With the development of mobile Internet technology, people are using more and more embedded devices for sensitive information interaction. However, the off-chip DRAM memory of embedded systems which carrying sensitive data is vulnerable to threats such as frozen or bus snooping attacks. Data confidentiality and integrity are two aspects of memory protection, confidentiality ensures that the attacker can not steal sensitive data, integrity ensures that the system can detect any modification or destruction of memory data. Moreover, memory protection scheme for embedded systems also need a compromise between security, performance loss, memory overhead and hardware resources cost. Therefore, the study of off-chip memory data confidentiality and integrity protection mechanisms is of great significance.This paper firstly analyzes the principles and characteristics of the system level hardware attack model for off-chip memory and a variety of data confidentiality and integrity protection technology. Then we have proposed an efficient off-chip memory protection mechanism based on GCM(Galois/Counter Mode of Advanced Encryption Standard).
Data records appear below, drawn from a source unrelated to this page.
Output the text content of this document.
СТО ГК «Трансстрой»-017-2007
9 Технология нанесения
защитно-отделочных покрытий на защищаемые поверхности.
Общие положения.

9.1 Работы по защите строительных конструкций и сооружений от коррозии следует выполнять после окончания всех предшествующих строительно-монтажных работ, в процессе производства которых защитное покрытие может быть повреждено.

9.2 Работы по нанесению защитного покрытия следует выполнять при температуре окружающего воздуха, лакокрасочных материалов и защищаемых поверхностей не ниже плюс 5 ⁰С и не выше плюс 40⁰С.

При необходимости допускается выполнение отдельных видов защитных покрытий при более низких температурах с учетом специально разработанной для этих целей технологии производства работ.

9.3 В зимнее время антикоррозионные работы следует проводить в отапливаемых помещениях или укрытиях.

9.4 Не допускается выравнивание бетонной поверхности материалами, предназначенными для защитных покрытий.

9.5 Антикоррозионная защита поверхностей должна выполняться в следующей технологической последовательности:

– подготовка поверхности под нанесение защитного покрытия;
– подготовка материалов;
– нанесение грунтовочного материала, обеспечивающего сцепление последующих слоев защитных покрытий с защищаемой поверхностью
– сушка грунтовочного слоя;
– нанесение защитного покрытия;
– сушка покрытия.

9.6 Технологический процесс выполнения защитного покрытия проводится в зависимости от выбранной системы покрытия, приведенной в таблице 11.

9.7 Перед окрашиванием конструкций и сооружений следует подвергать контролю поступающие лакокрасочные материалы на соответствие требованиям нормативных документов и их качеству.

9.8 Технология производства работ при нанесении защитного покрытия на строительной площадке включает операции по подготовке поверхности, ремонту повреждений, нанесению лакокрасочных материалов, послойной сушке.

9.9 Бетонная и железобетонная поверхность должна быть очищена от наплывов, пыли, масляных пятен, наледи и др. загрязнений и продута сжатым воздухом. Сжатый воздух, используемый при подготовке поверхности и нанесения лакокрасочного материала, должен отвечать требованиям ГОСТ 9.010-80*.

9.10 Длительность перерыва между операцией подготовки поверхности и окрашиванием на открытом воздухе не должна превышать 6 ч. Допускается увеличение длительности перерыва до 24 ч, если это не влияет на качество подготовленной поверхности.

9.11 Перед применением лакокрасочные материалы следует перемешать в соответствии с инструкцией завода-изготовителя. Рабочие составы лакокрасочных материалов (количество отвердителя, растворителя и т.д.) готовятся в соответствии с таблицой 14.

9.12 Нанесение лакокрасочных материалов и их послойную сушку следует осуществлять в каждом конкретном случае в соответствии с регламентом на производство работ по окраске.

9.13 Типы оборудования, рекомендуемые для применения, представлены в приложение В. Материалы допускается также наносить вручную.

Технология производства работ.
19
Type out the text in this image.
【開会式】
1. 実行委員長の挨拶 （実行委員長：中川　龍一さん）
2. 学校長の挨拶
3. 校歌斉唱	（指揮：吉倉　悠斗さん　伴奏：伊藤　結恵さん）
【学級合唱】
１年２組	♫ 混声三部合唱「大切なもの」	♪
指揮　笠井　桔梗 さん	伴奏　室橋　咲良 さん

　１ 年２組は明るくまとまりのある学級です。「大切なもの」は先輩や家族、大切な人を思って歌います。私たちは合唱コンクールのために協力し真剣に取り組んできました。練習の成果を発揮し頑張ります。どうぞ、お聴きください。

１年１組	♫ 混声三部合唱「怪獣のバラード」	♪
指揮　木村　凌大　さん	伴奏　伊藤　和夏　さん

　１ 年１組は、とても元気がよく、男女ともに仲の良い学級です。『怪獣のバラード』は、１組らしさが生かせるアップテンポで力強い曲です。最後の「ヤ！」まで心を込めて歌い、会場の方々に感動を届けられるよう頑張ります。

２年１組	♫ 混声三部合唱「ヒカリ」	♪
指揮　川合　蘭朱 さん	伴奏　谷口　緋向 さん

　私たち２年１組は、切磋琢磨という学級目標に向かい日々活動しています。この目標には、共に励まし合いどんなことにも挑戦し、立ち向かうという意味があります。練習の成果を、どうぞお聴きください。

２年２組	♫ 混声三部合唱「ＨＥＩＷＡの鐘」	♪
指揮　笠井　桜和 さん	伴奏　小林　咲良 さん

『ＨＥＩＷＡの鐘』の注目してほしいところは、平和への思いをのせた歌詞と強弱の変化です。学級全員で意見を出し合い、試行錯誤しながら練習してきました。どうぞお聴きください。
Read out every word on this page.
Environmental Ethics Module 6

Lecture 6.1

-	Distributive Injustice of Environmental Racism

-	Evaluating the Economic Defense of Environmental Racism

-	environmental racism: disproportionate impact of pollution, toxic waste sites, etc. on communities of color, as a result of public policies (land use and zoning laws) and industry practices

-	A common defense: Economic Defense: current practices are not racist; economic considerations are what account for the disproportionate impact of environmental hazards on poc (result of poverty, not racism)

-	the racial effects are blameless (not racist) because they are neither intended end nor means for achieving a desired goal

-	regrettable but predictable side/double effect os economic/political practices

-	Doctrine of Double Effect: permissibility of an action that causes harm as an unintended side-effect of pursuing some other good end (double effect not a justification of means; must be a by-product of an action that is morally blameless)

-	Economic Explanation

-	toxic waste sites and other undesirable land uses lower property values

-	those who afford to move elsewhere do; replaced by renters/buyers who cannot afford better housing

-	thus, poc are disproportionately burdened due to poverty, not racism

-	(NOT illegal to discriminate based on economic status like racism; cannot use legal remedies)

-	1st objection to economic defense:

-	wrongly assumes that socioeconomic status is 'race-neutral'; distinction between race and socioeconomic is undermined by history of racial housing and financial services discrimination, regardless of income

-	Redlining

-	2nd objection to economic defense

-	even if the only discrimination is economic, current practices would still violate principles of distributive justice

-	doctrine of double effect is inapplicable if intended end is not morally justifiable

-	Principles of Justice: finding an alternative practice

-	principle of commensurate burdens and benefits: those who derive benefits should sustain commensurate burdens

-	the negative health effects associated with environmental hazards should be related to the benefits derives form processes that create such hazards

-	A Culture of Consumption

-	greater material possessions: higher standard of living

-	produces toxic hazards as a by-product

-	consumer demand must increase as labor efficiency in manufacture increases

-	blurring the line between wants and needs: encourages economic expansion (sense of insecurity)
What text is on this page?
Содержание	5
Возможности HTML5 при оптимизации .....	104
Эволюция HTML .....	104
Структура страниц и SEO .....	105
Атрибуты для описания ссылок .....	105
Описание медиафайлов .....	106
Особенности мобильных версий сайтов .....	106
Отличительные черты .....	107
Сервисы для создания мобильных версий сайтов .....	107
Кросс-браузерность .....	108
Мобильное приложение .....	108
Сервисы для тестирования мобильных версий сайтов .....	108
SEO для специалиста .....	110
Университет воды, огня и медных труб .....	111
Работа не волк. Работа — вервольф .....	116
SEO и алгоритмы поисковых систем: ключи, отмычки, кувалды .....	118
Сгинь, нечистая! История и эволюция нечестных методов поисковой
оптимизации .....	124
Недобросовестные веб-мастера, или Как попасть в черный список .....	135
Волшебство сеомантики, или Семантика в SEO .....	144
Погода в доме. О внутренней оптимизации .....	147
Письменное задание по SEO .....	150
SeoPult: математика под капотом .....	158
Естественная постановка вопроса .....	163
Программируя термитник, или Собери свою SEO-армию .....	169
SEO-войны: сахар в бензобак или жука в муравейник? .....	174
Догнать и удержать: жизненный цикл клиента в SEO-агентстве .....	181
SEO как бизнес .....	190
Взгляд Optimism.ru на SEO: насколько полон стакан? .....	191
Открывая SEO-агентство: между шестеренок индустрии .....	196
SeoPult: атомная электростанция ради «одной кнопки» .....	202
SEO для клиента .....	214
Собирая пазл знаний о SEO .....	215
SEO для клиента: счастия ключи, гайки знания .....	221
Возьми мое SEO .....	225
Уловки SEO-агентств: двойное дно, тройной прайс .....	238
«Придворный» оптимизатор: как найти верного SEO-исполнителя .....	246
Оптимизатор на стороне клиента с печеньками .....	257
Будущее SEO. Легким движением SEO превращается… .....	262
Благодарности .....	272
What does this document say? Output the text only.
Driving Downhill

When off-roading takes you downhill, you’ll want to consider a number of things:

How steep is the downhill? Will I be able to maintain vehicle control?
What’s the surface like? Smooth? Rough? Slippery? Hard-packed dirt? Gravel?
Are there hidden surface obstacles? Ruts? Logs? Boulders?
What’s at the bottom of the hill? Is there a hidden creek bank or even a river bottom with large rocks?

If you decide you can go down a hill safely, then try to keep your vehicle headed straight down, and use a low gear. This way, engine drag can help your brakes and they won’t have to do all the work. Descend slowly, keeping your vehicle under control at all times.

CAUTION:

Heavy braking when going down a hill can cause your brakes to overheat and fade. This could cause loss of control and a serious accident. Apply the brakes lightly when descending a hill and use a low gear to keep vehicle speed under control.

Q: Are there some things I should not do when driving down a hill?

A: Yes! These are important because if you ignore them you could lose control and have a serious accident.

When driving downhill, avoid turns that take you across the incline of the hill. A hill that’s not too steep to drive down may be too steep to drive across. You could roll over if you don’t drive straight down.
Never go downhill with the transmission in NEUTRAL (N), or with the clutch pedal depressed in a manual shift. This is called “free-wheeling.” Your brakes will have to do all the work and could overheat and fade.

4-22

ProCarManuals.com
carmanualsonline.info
In our proposal, GCM hardware engine is running and dynamically switching between two modes, one mode for protecting data and programs(DP mode), the other mode for protecting the integrity of the cryptographic parameter of IV(Initialization Vector) used in DP mode(IV mode). It can efficiently resist various physical attacks and provide data confidentiality and integrity protection for off-chip memory of embedded systems, it's on-chip memory overhead is about 1.56%, and the security is 2-61. In order to minimize on-chip memory overhead, we also combine the principle of GCM algorithm and the PAT(Parallelizable Authentication Tree), and present a more complex integrity checking tree structure called PGAT(Parallelizable GMAC Authentication Tree), which is suitable for large-capacity memory protection.In order to quantify the hardware resources cost, we implemented our memory protection scheme on the Altera FPGA, and constructed a SOPC system based on NIOS II soft-core processor. In order to quantify the performance loss, we conducted a simulation based on SimpleScalar architecture simulator. The simulation results show that the average performance loss is about 9.1%, and the performance of PGAT is higher than the standard Merkle Tree.